Parentheticaly, that was particularly painful to the Iranians, since the Persian Shias, opponents of the Sunni Talibans, had offered $500M to support the rehabilitation of Afghanistan (they spent over $2000 by mid-2006). Expectations are that the moderates in Iran will use this opportunity to resume the negotiations recommended in a “secret letter” of 2003 with offers of compromises, forwarded to the US by our Swiss go-betweens. It was rejected by Washington, as a probable forgery. Other reactions? From the UN, Washington insists that Germany, France, Russia and China still remain concerned about Iran’s nuclear potential. In the US Presidential contest, our NY candidates, the anti-Iran Clinton and Giuliani have dropped some stature (as have Bushite Republicans in general), while Barak, who wants to negotiate, has gained.
The big question is whether Iran is likely to negotiate in good faith. The Bush supporters claim that any concessions will be used by the Ayatollahs to work on uranium enrichment program and to build delivery vehicles, to enable resumption of nuclear weapon work on short notice. The positive thinkers maintain in Iran there is rising concern over the impact of the hardliner Ahmadinejad’s threats, the results of consequently incurred sanctions, and the risk of foreign military reaction. Add to it his neglect of the economy that has caused joblessness and boosted inflation. The concern is so wide-spread that Iranian moderates can and do protest and demand political reform without fear of retaliation. They note that the average Iranian is not angry towards Americans and wants peaceful settlement.
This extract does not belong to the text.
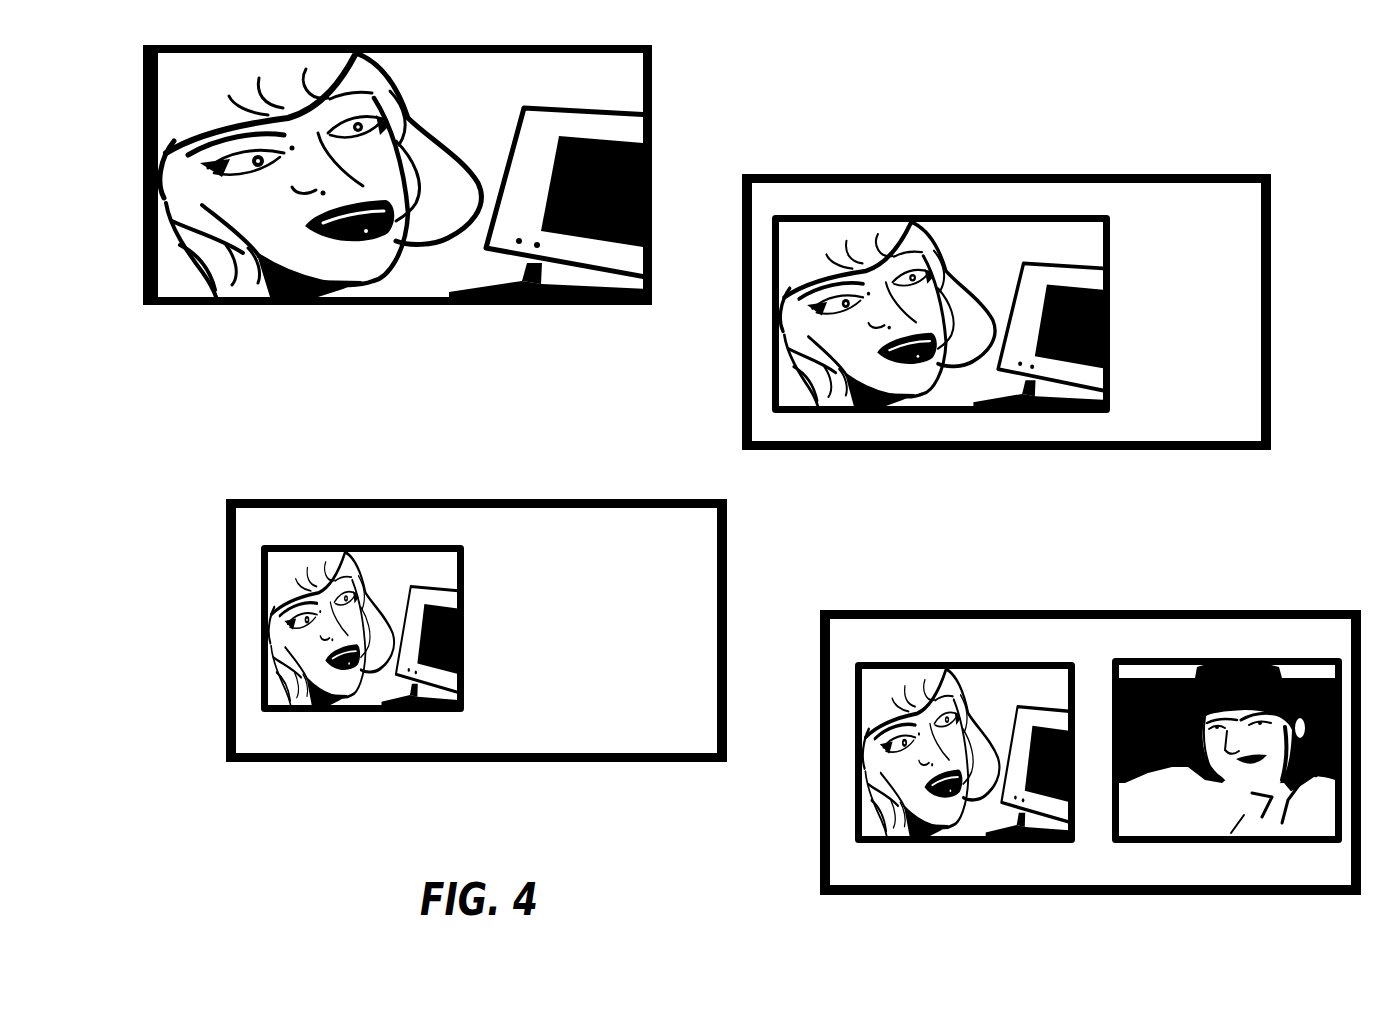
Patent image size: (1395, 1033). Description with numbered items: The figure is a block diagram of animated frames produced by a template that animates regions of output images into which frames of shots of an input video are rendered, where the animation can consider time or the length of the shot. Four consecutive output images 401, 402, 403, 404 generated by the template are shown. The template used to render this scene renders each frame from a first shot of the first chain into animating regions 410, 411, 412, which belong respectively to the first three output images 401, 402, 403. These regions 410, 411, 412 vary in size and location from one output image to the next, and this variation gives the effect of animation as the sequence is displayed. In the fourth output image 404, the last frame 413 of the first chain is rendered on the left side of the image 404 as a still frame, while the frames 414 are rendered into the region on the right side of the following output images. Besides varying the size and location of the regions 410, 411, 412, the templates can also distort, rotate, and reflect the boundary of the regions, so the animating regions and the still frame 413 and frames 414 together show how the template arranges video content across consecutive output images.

Why the anger toward the US government? Well, remember that the US engineered the revolution against the nationalist Prime Minister Muhammad Mosadegh in 1953 and put Reza Pahlevi back as Shah. The modernist Pahlevi was oppressive and offended the traditionalists, who revolted in 1989, under the leadership of Ayatollah Khomeini, with students arresting and keeping captive 52 American embassy employees for 444 days, until after the 1981 installation of President Reagan. Meanwhile, taking advantage of the disruptions, Saddam Hussein had occupied some disputed Iranian oil territory, gassing Iranians and starting a war (supported by the US after 1983) that lasted until 1988, and cost up to a million Iranian lives. An opening for talks was offered by the Iranians late in the Clinton presidency, and in 2000 Secretary Albright made a public apology for the American roles in Iranian history, only to be greeted by the Ayatollahs with harsh accusations. Obviously, the Iranian internal strife goes on, but one should expect direct negotiations well before January 2009. Happy Holidays!